George Millay’s Do’s and Don’t for Entrepreneurs Wanting to Own their Own Park:
- Do: Always try to buy the land you are developing. Leases can be self defeating.
- Don’t lease: Your ideas, hard work and capital first create wealth for the landlord.
- Do: If you cannot purchase the land, get an option to buy the land at a future date at two or three times the original valuation. A landlord will go for an option that he thinks is high. But spinning turnstiles sometimes makes the original number look cheap.
- Don’t: Forget to spend as soon as you ink a deal, spend substantial capital on your attraction.
- Do: Get options to purchase surrounding land. It’s easier to acquire options on surrounding land before the park opens.
- Do: Remember that more money is usually made on real estate than on park revenues.
- Do: Bargain hard with real estate developers. They act enthusiastic about your deal, but they are really just excited about what your deal will do for their surrounding property. Use your ideas and capital as leverage to get a better deal.
- Do: Get a non-compete on land surrounding your property, and make that agreement as diversified as possible.
- Don’t ever agree to a raise in rent at a future date based on higher revenues. The future is tough to ponder.
- Don’t throw the landlord “a bone” unnecessarily.
- Don’t ever feel sorry for the landlord. Sooner or later he will be your enemy. If he wants a favor, get a concession. His heirs may not be that easy to deal with either.
- Do remember: When a quid pro quo exists, take advantage of it. Give landlords no quarter.
- Don’t: If you take a company public. Don’t treat stock options for your key players lightly.
- Do: Use cash, bonuses, 401k, and salary raises to aid in employee retention.
- Don’t go public just because a market is hot or just because an underwriter wants your business. Some promoters are not suited to running a public company.
- Do remember: When you’re private, you run the company. When you’re a public company, lawyers and accountants have far too much to say. Don’t be at the whim of securites investors.
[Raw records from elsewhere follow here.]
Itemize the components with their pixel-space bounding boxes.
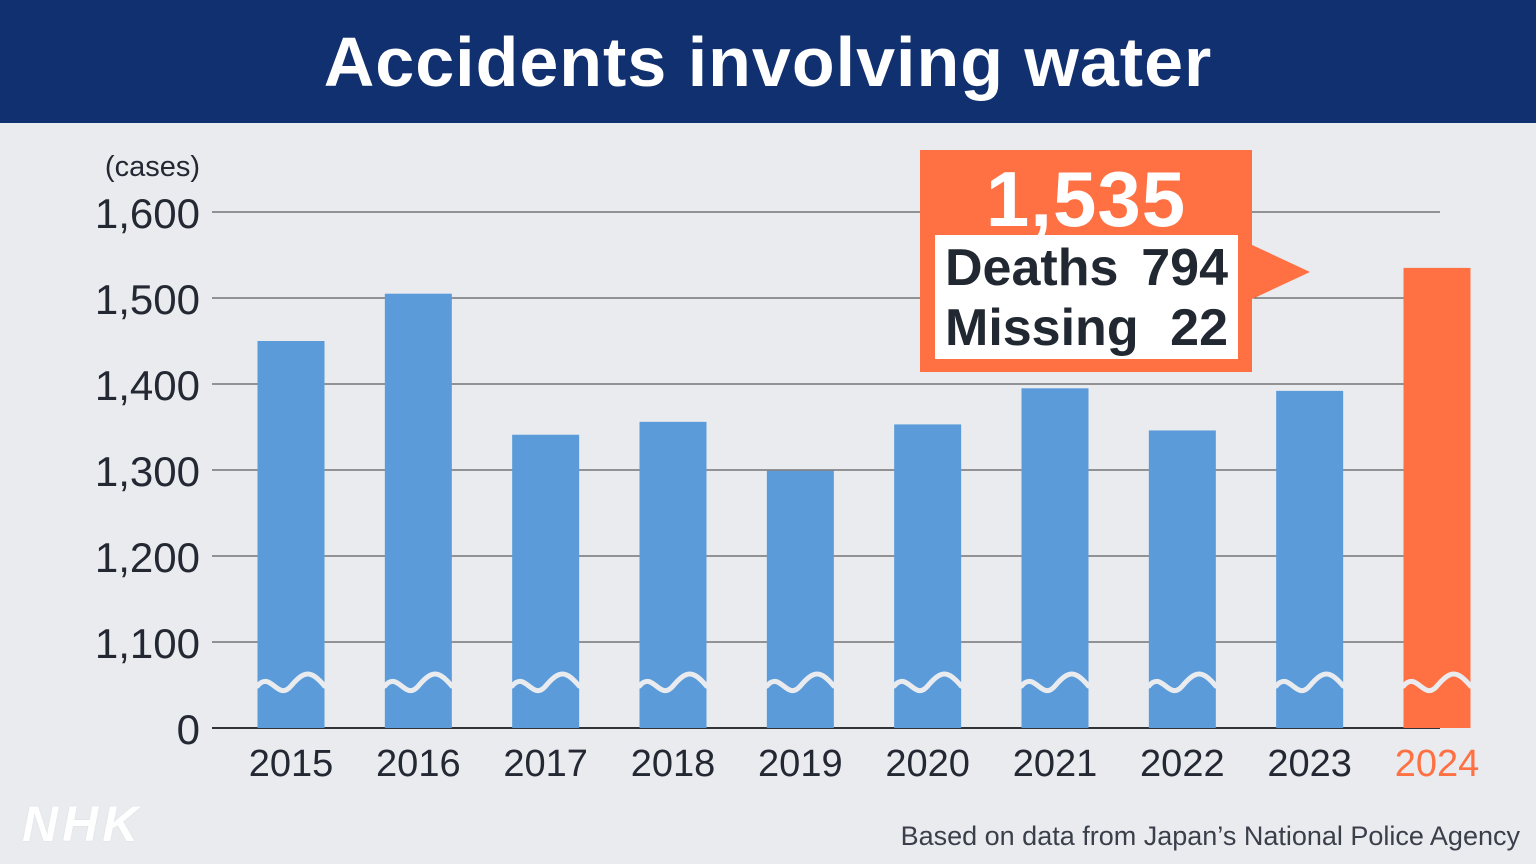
x-tick-label: 2016 bbox=[376, 743, 461, 785]
y-tick-label: 1,500 bbox=[95, 276, 200, 323]
y-tick-label: 0 bbox=[177, 706, 200, 753]
axis-break-mark bbox=[382, 671, 455, 694]
bar bbox=[1021, 388, 1089, 728]
bar bbox=[1403, 267, 1471, 728]
x-tick-label: 2022 bbox=[1140, 743, 1225, 785]
y-tick-label: 1,300 bbox=[95, 448, 200, 495]
chart-title: Accidents involving water bbox=[323, 22, 1213, 101]
x-tick-label: 2023 bbox=[1267, 743, 1352, 785]
bar bbox=[257, 341, 325, 728]
x-tick-label: 2019 bbox=[758, 743, 843, 785]
axis-break-mark bbox=[1146, 671, 1219, 694]
bar bbox=[384, 293, 452, 728]
x-tick-label: 2024 bbox=[1395, 743, 1480, 785]
axis-break-mark bbox=[1019, 671, 1091, 694]
callout-deaths-label: Deaths bbox=[945, 239, 1119, 297]
axis-break-mark bbox=[1273, 671, 1346, 694]
callout-deaths-value: 794 bbox=[1141, 239, 1228, 297]
callout-row-deaths: Deaths 794 bbox=[945, 239, 1228, 297]
axis-break-mark bbox=[1401, 671, 1473, 694]
y-tick-label: 1,100 bbox=[95, 620, 200, 667]
nhk-logo: NHK bbox=[22, 796, 143, 852]
callout-breakdown: Deaths 794 Missing 22 bbox=[935, 235, 1238, 359]
y-tick-label: 1,400 bbox=[95, 362, 200, 409]
bar bbox=[1276, 390, 1344, 728]
callout-total: 1,535 bbox=[985, 155, 1187, 243]
callout-row-missing: Missing 22 bbox=[945, 299, 1228, 357]
bar bbox=[512, 434, 580, 728]
x-tick-label: 2015 bbox=[249, 743, 334, 785]
highlight-callout: 1,535 Deaths 794 Missing 22 bbox=[920, 150, 1310, 372]
callout-pointer bbox=[1250, 244, 1310, 300]
axis-break-mark bbox=[764, 671, 837, 694]
callout-missing-label: Missing bbox=[945, 299, 1139, 357]
y-tick-label: 1,200 bbox=[95, 534, 200, 581]
x-tick-label: 2018 bbox=[631, 743, 716, 785]
source-note: Based on data from Japan’s National Poli… bbox=[900, 821, 1520, 851]
axis-break-mark bbox=[637, 671, 709, 694]
axis-break-mark bbox=[509, 671, 582, 694]
y-tick-label: 1,600 bbox=[95, 190, 200, 237]
y-axis-label: (cases) bbox=[105, 151, 200, 183]
axis-break-mark bbox=[891, 671, 964, 694]
axis-break-mark bbox=[255, 671, 327, 694]
x-tick-label: 2021 bbox=[1013, 743, 1098, 785]
title-bar: Accidents involving water bbox=[0, 0, 1536, 123]
x-tick-label: 2017 bbox=[503, 743, 588, 785]
x-tick-label: 2020 bbox=[885, 743, 970, 785]
callout-missing-value: 22 bbox=[1170, 299, 1228, 357]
It is better to stay private.
- Do: When forming a new venture, find investors and stockholders who are emotionally and psychologically in sync with you and your objectives.
- Do: When you need capital, get it when you can. But knowing an investor’s goals are important. Keeping investors happy is tough enough but to deal with an emotional investor whose objectives are not the same as yours can be disturbing.
- Go home, look around. Investigate and start dreaming. But don’t make dreams your aim.